Montag, 21. Januar 2019

Örtlicher Business Verlag: EU Marketing AG mit neuem Branchenverzeichnis

Bereits im September 2018 berichteten wir über ein Branchenverzeichnis der EU Marketing AG mit dem Namen „Firmenscout24“. Damals wurden telefonisch Verträge für kostenpflichtige Branchenbucheinträge mit Gewerbetreibenden geschlossen. Mittlerweile melden sich die Betreiber aus Zürich mit dem Firmenverzeichnis „Örtlicher Business Verlag“ zurück.

Titel: Örtlicher Business Verlag: EU Marketing AG mit neuem Branchenverzeichnis

Kostspielige Einträge auf oertlicherbusinessverlag.de


Laut der uns vorliegenden Informationen wurden bislang von der EU Marking AG u.a. folgende Dienstleistungen in Rechnung gestellt: Premiumeintrag Google AdWords, Google My Business sowie ein Branchenbucheintrag und einer Laufzeit von mehreren Monaten. Die Kosten dafür können mehrere Hunderte Euro betragen, wobei ein solcher Eintrag nur wenige Daten bereitstellt. Bei einem Test des Branchenbuchs Örtlicher Business Verlag (erreichbar unter www.oertlicherbusinessverlag.de, Stand 21.01.2019) ließen wir uns eine zufällige Firma anzeigen. Zu lesen waren neben der Firmenbezeichnung und einer Kurzbeschreibung nur die Kontaktdaten. Also nicht wirklich mehr Inhalte, als eine übliche Google-Suche auch präsentieren würde – und das unter Umständen sogar zum Nulltarif.

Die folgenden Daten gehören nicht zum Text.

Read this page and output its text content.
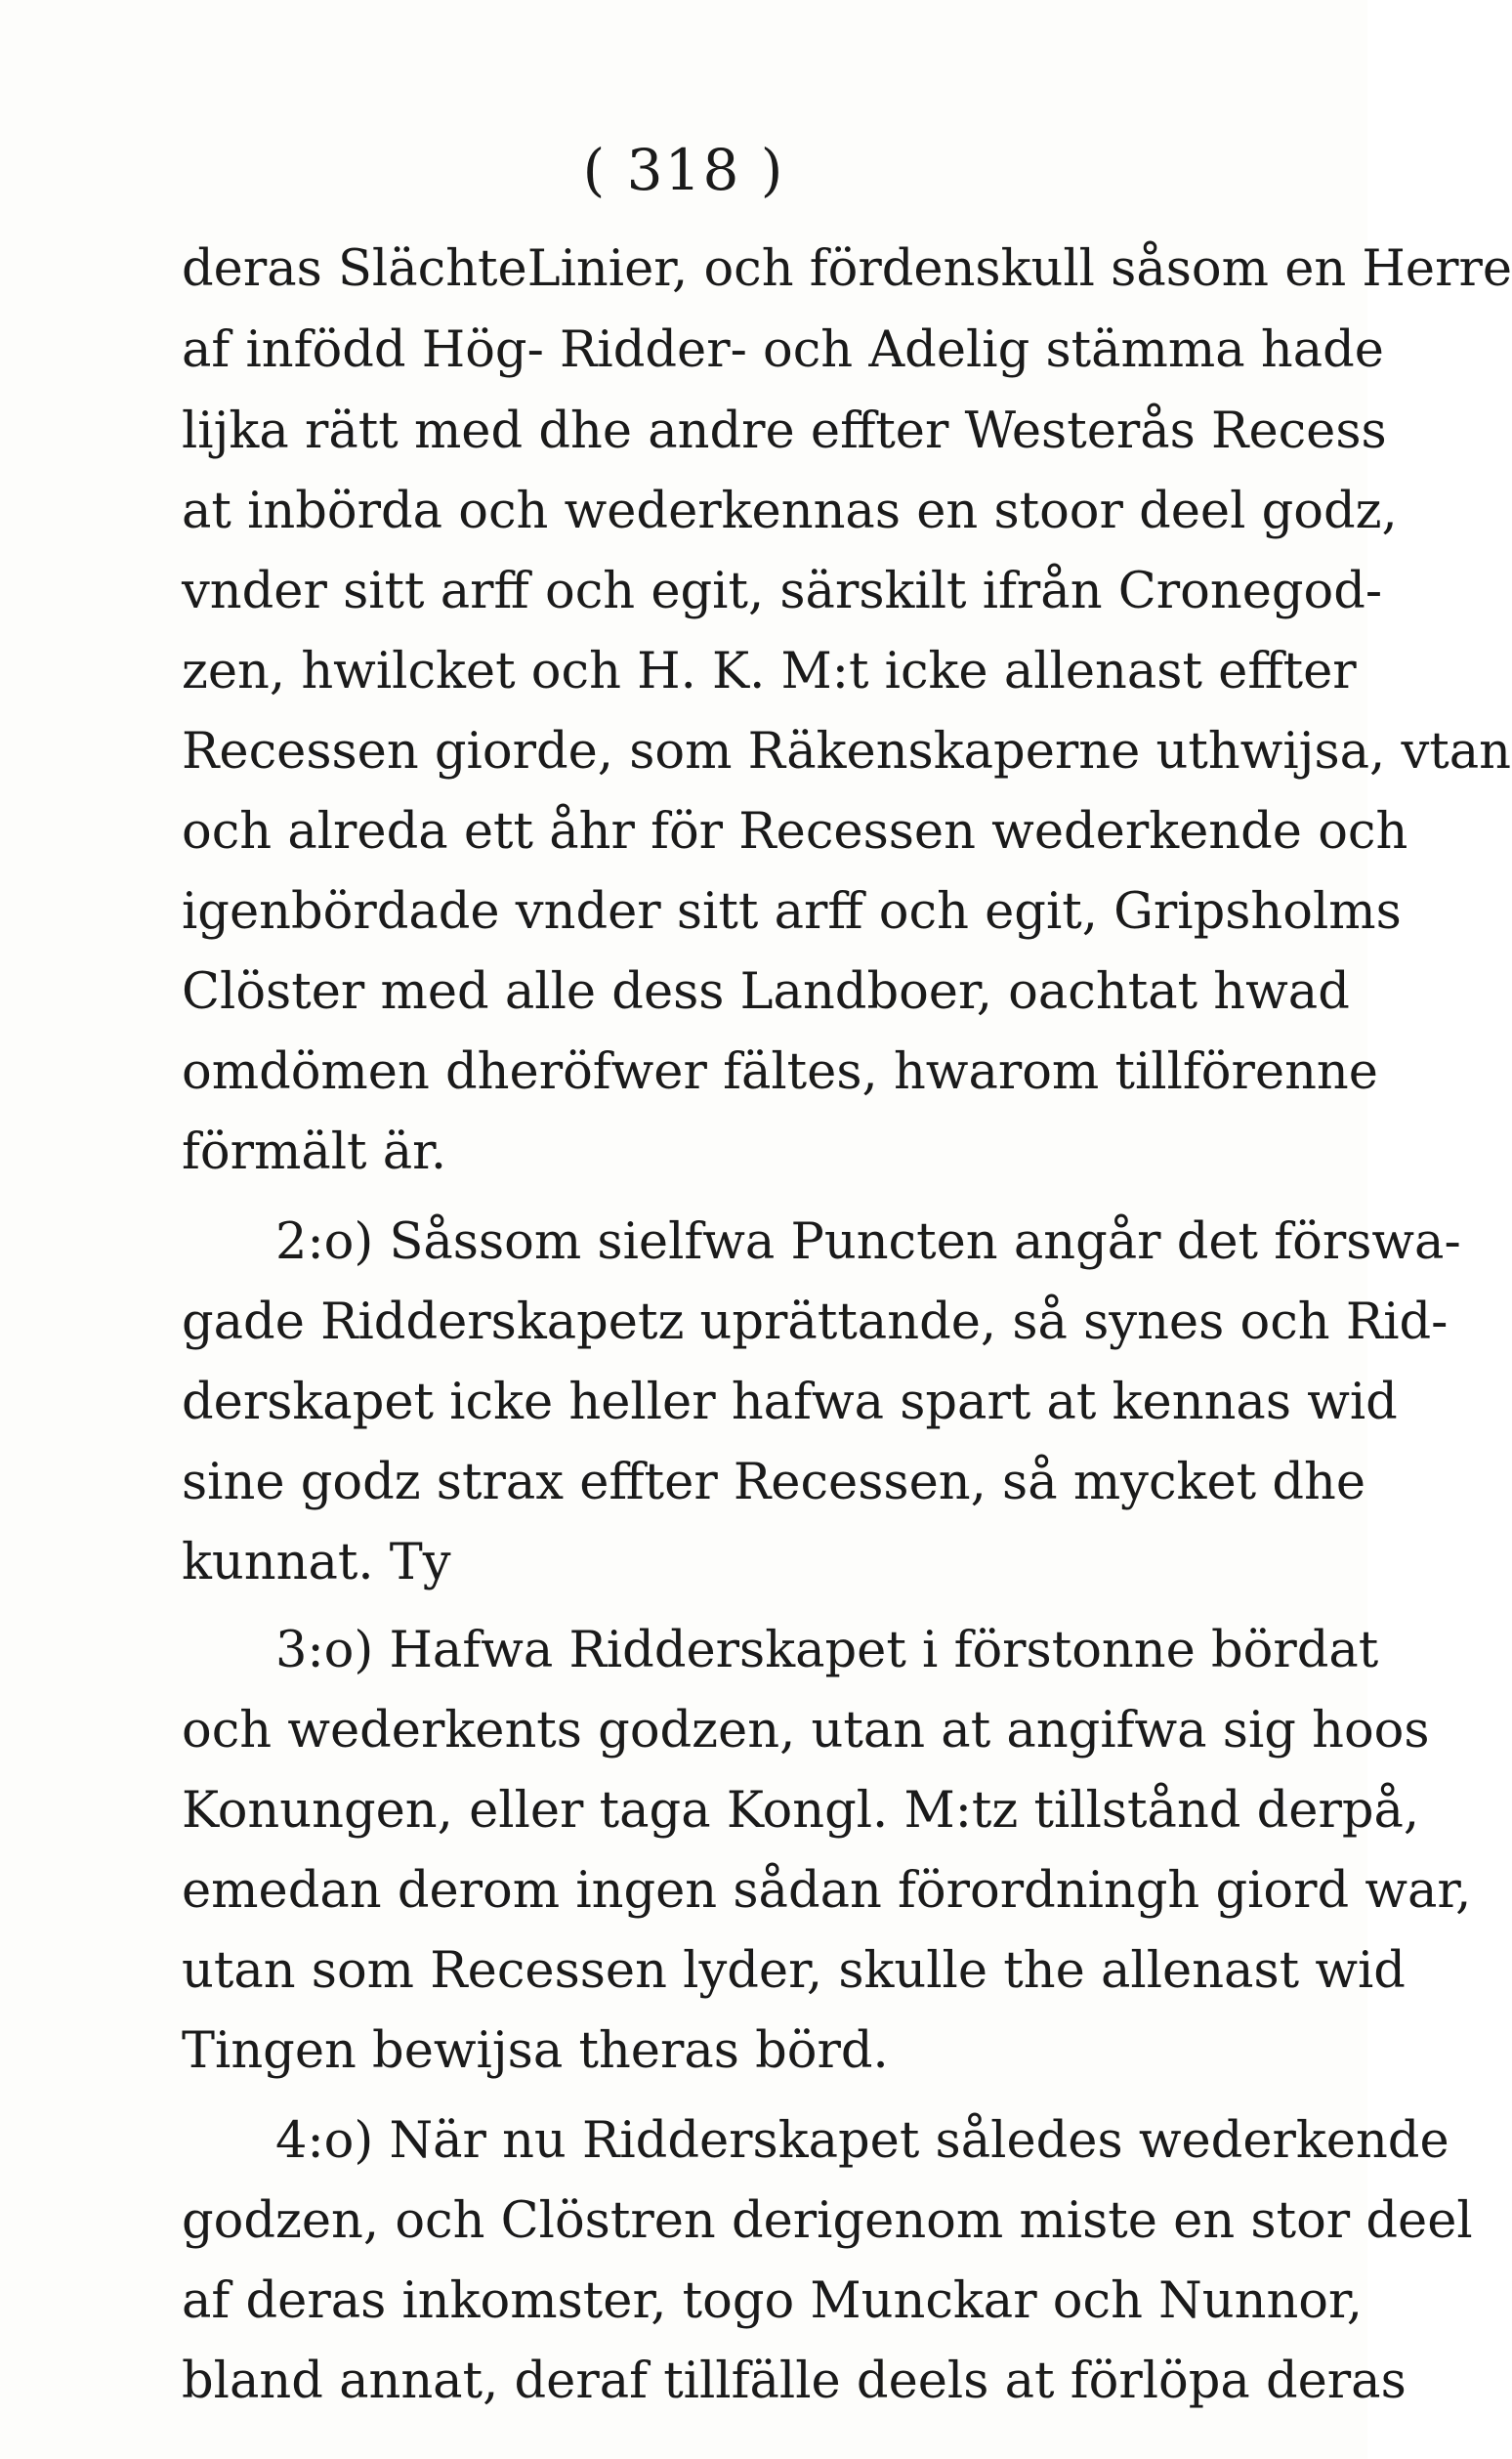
( 318 )
deras SlächteLinier, och fördenskull såsom en Herre
af infödd Hög- Ridder- och Adelig stämma hade
lijka rätt med dhe andre effter Westerås Recess
at inbörda och wederkennas en stoor deel godz,
vnder sitt arff och egit, särskilt ifrån Cronegod-
zen, hwilcket och H. K. M:t icke allenast effter
Recessen giorde, som Räkenskaperne uthwijsa, vtan
och alreda ett åhr för Recessen wederkende och
igenbördade vnder sitt arff och egit, Gripsholms
Clöster med alle dess Landboer, oachtat hwad
omdömen dheröfwer fältes, hwarom tillförenne
förmält är.
2:o) Såssom sielfwa Puncten angår det förswa-
gade Ridderskapetz uprättande, så synes och Rid-
derskapet icke heller hafwa spart at kennas wid
sine godz strax effter Recessen, så mycket dhe
kunnat. Ty
3:o) Hafwa Ridderskapet i förstonne bördat
och wederkents godzen, utan at angifwa sig hoos
Konungen, eller taga Kongl. M:tz tillstånd derpå,
emedan derom ingen sådan förordningh giord war,
utan som Recessen lyder, skulle the allenast wid
Tingen bewijsa theras börd.
4:o) När nu Ridderskapet således wederkende
godzen, och Clöstren derigenom miste en stor deel
af deras inkomster, togo Munckar och Nunnor,
bland annat, deraf tillfälle deels at förlöpa deras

Örtlicher Business Verlag: Wie kommt ein Vertrag zustande?


Verträge mit Branchenbuchverzeichnissen wie Örtlicher Business Verlag können unter anderem via Telefon zustande kommen. So werden Unternehmer, Freiberufler und Selbständige per „B2B Anruf“ kontaktiert, um das entsprechende kostenpflichtige Angebot zu bewerben. Gewerbetreibende sollten in diesem Fall beachten, dass sie kein Recht auf Widerruf haben. Sagt der Gewerbetreibende im entscheidenden Moment „JA“ kann es zum Vertragsschluss kommen.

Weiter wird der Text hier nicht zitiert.